Uruguay cuenta con una Ley que reconoce a las personas el derecho a manifestar anticipadamente su voluntad de oponerse a la aplicación de tratamientos que prolonguen su vida, si así lo manifiesten en forma apta, voluntaria, consciente y libre.

Se Reconoce derecho a:

  • oponerse a la aplicación de tratamientos y procedimientos médicos que prolonguen su vida en detrimento de la calidad de la misma;
  • decidir sobre el futuro de su cuerpo y órganos una vez de fallecido;
  • negarse a recibir atención médica y a que se le expliquen las consecuencias de la negativa para su salud;
  • nombrar un representante, mayor de edad, para que vele por el cumplimiento de esa voluntad.

Se podrá hacer efectiva su voluntad de forma anticipada cuando el paciente se encuentre en estado terminal de una enfermedad incurable e irreversible. La persona debe expresar su consentimiento por escrito; debe llevar su firma y la de dos testigos. También podrá manifestarse ante escribano público quién documentará la voluntad en escritura pública o acta notarial.

Esta voluntad anticipada se registra en la historia clínica del paciente. El médico tratante, los empleados del médico tratante y funcionarios de la institución de salud de la cual el titular sea paciente, no pueden ser testigos de la expresión de voluntad anticipada.

La voluntad anticipada puede dejarse sin efecto por el titular (ser revocada), en forma verbal o escrita y en cualquier momento.
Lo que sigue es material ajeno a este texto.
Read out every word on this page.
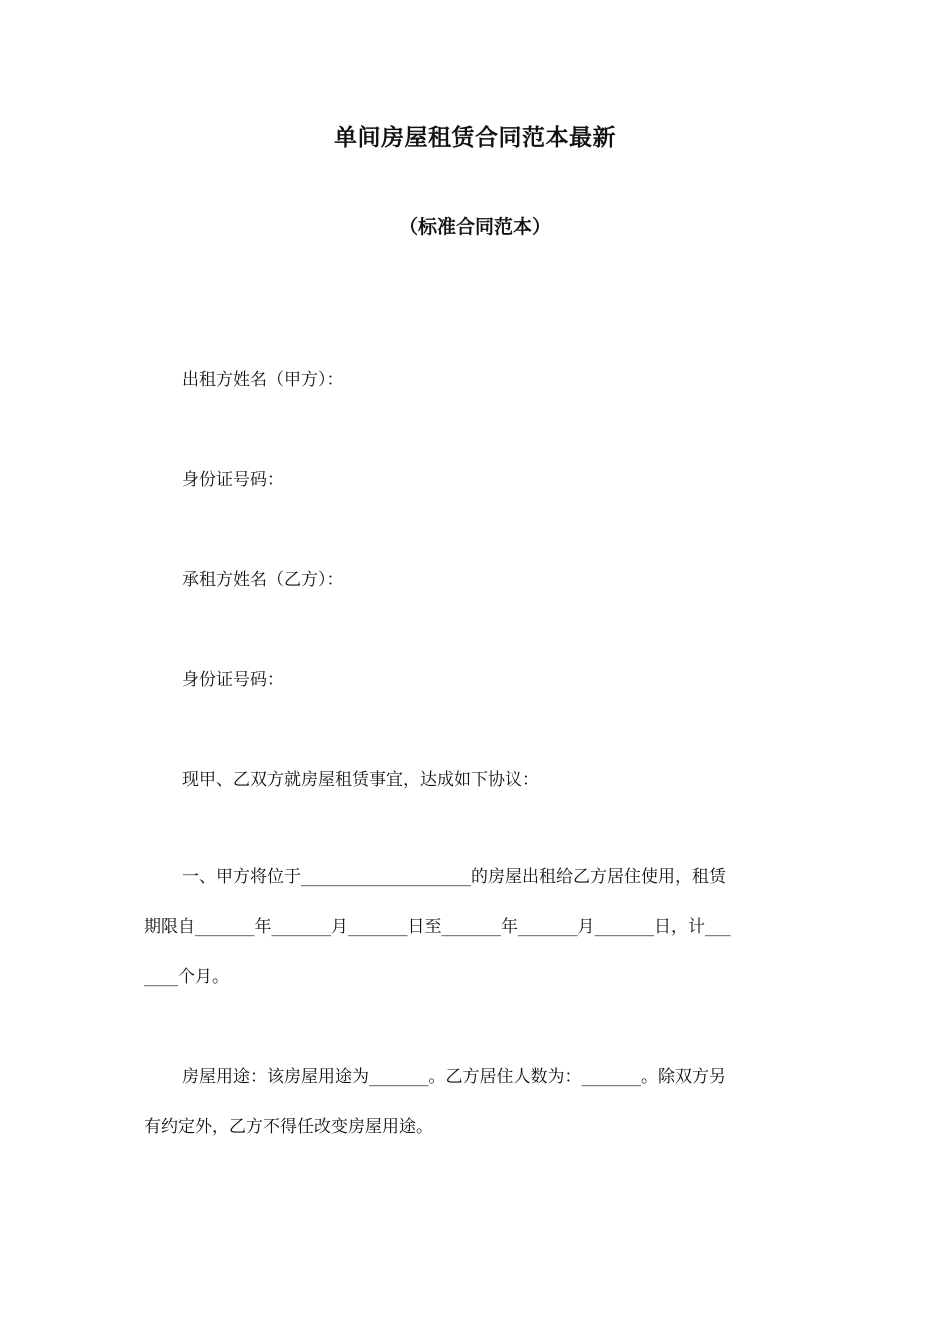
单间房屋租赁合同范本最新
（标准合同范本）
出租方姓名（甲方）：
身份证号码：
承租方姓名（乙方）：
身份证号码：
现甲、乙双方就房屋租赁事宜，达成如下协议：
一、甲方将位于____________________的房屋出租给乙方居住使用，租赁
期限自_______年_______月_______日至_______年_______月_______日，计___
____个月。
房屋用途：该房屋用途为_______。乙方居住人数为：_______。除双方另
有约定外，乙方不得任改变房屋用途。
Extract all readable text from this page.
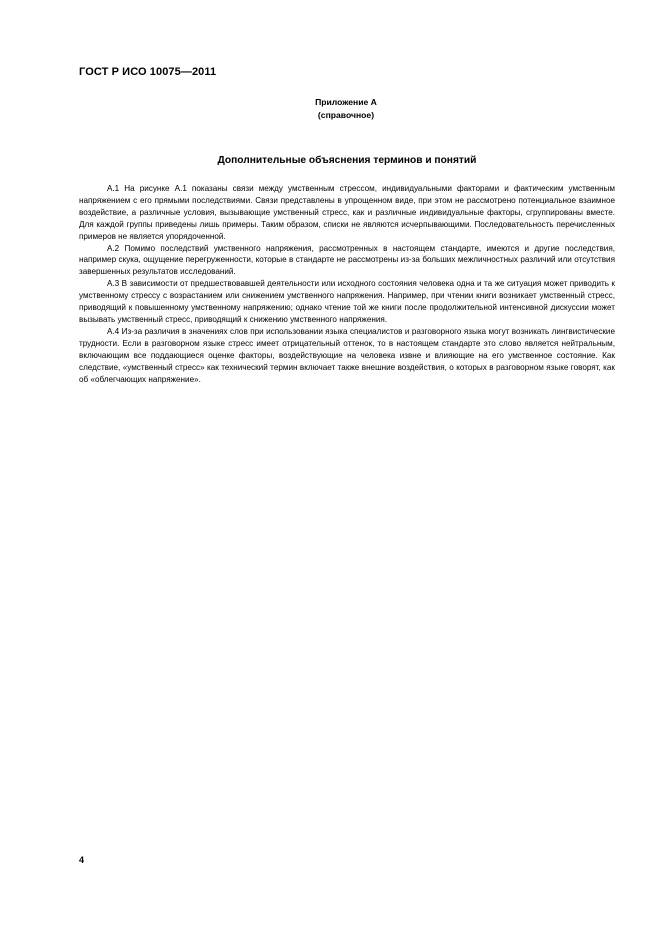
ГОСТ Р ИСО 10075—2011
Приложение А
(справочное)
Дополнительные объяснения терминов и понятий

А.1 На рисунке А.1 показаны связи между умственным стрессом, индивидуальными факторами и фактическим умственным напряжением с его прямыми последствиями. Связи представлены в упрощенном виде, при этом не рассмотрено потенциальное взаимное воздействие, а различные условия, вызывающие умственный стресс, как и различные индивидуальные факторы, сгруппированы вместе. Для каждой группы приведены лишь примеры. Таким образом, списки не являются исчерпывающими. Последовательность перечисленных примеров не является упорядоченной.

А.2 Помимо последствий умственного напряжения, рассмотренных в настоящем стандарте, имеются и другие последствия, например скука, ощущение перегруженности, которые в стандарте не рассмотрены из-за больших межличностных различий или отсутствия завершенных результатов исследований.

А.3 В зависимости от предшествовавшей деятельности или исходного состояния человека одна и та же ситуация может приводить к умственному стрессу с возрастанием или снижением умственного напряжения. Например, при чтении книги возникает умственный стресс, приводящий к повышенному умственному напряжению; однако чтение той же книги после продолжительной интенсивной дискуссии может вызывать умственный стресс, приводящий к снижению умственного напряжения.

А.4 Из-за различия в значениях слов при использовании языка специалистов и разговорного языка могут возникать лингвистические трудности. Если в разговорном языке стресс имеет отрицательный оттенок, то в настоящем стандарте это слово является нейтральным, включающим все поддающиеся оценке факторы, воздействующие на человека извне и влияющие на его умственное состояние. Как следствие, «умственный стресс» как технический термин включает также внешние воздействия, о которых в разговорном языке говорят, как об «облегчающих напряжение».

4
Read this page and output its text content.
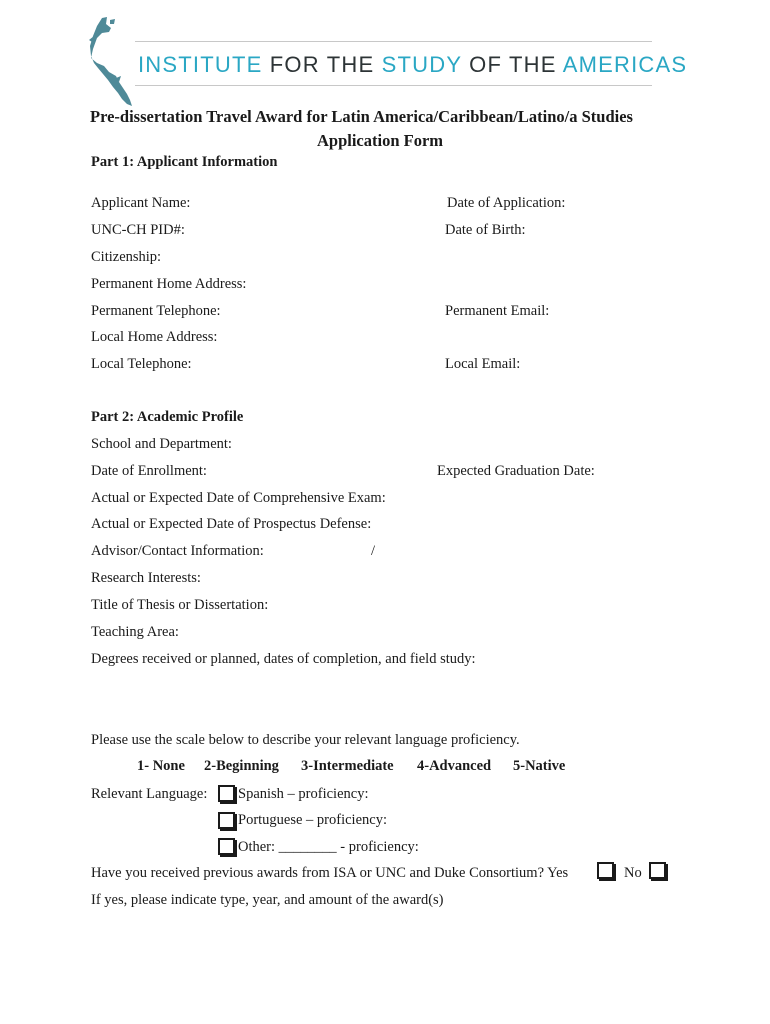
INSTITUTE FOR THE STUDY OF THE AMERICAS
Pre-dissertation Travel Award for Latin America/Caribbean/Latino/a Studies
Application Form
Part 1: Applicant Information
Applicant Name:	Date of Application:
UNC-CH PID#:	Date of Birth:
Citizenship:
Permanent Home Address:
Permanent Telephone:	Permanent Email:
Local Home Address:
Local Telephone:	Local Email:
Part 2: Academic Profile
School and Department:
Date of Enrollment:	Expected Graduation Date:
Actual or Expected Date of Comprehensive Exam:
Actual or Expected Date of Prospectus Defense:
Advisor/Contact Information:	/
Research Interests:
Title of Thesis or Dissertation:
Teaching Area:
Degrees received or planned, dates of completion, and field study:
Please use the scale below to describe your relevant language proficiency.
1- None 2-Beginning 3-Intermediate 4-Advanced 5-Native
Relevant Language: Spanish – proficiency:
Portuguese – proficiency:
Other: ________ - proficiency:
Have you received previous awards from ISA or UNC and Duke Consortium? Yes	No
If yes, please indicate type, year, and amount of the award(s)
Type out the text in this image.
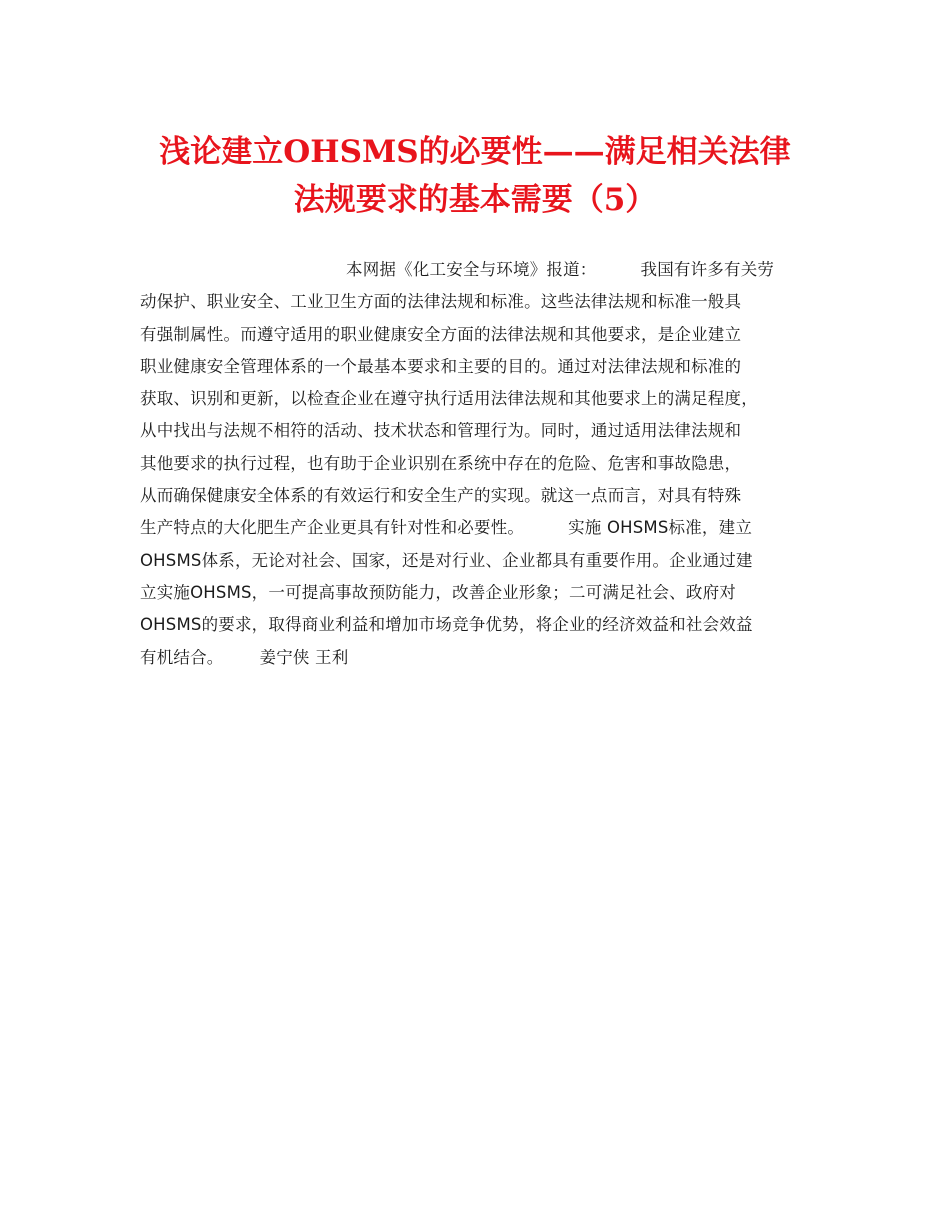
浅论建立OHSMS的必要性——满足相关法律
法规要求的基本需要（5）
本网据《化工安全与环境》报道：	我国有许多有关劳
动保护、职业安全、工业卫生方面的法律法规和标准。这些法律法规和标准一般具
有强制属性。而遵守适用的职业健康安全方面的法律法规和其他要求，是企业建立
职业健康安全管理体系的一个最基本要求和主要的目的。通过对法律法规和标准的
获取、识别和更新，以检查企业在遵守执行适用法律法规和其他要求上的满足程度，
从中找出与法规不相符的活动、技术状态和管理行为。同时，通过适用法律法规和
其他要求的执行过程，也有助于企业识别在系统中存在的危险、危害和事故隐患，
从而确保健康安全体系的有效运行和安全生产的实现。就这一点而言，对具有特殊
生产特点的大化肥生产企业更具有针对性和必要性。	实施 OHSMS标准，建立
OHSMS体系，无论对社会、国家，还是对行业、企业都具有重要作用。企业通过建
立实施OHSMS，一可提高事故预防能力，改善企业形象；二可满足社会、政府对
OHSMS的要求，取得商业利益和增加市场竞争优势，将企业的经济效益和社会效益
有机结合。 姜宁侠 王利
El médico debe dejar constancia en la historia clínica.

El diagnóstico del estado terminal de una enfermedad incurable e irreversible, debe ser certificado por el médico tratante y además debe ser ratificado por un segundo médico en la historia clínica del paciente.

En caso de pacientes terminales que no hayan manifestado anticipadamente su voluntad (por estar incapacitados o inconscientes), la Ley dispone que la decisión sobre la suspensión de los tratamientos o procedimientos médicos puede ser tomada por cónyuge o concubino, y/o padres e hijos.

En todos los casos de suspensión de tratamiento el médico tratante deberá comunicarlo a la Comisión de Bioética de la institución de salud.
Recibida la comunicación deberán resolver en 48 horas, y si no resuelve expresamente se entenderá aprobada la suspensión del tratamiento.

Asimismo las instituciones de salud deberán comunicar la suspensión de tratamiento a la Comisión de Bioética y Calidad Integral de la Atención de la Salud del Ministerio de Salud Pública.

La Ley prevé entre varios deberes a las instituciones de salud el de garantizar el cumplimiento de la voluntad anticipada del paciente expresada por escrito incorporando el documento a su historia clínica, proveer programas educativos para su personal y usuarios, sobre los derechos del paciente que estipula esta Ley y no condicionar la aceptación de usuarios ni discriminarlos por si éstos han documentado o no su voluntad anticipada.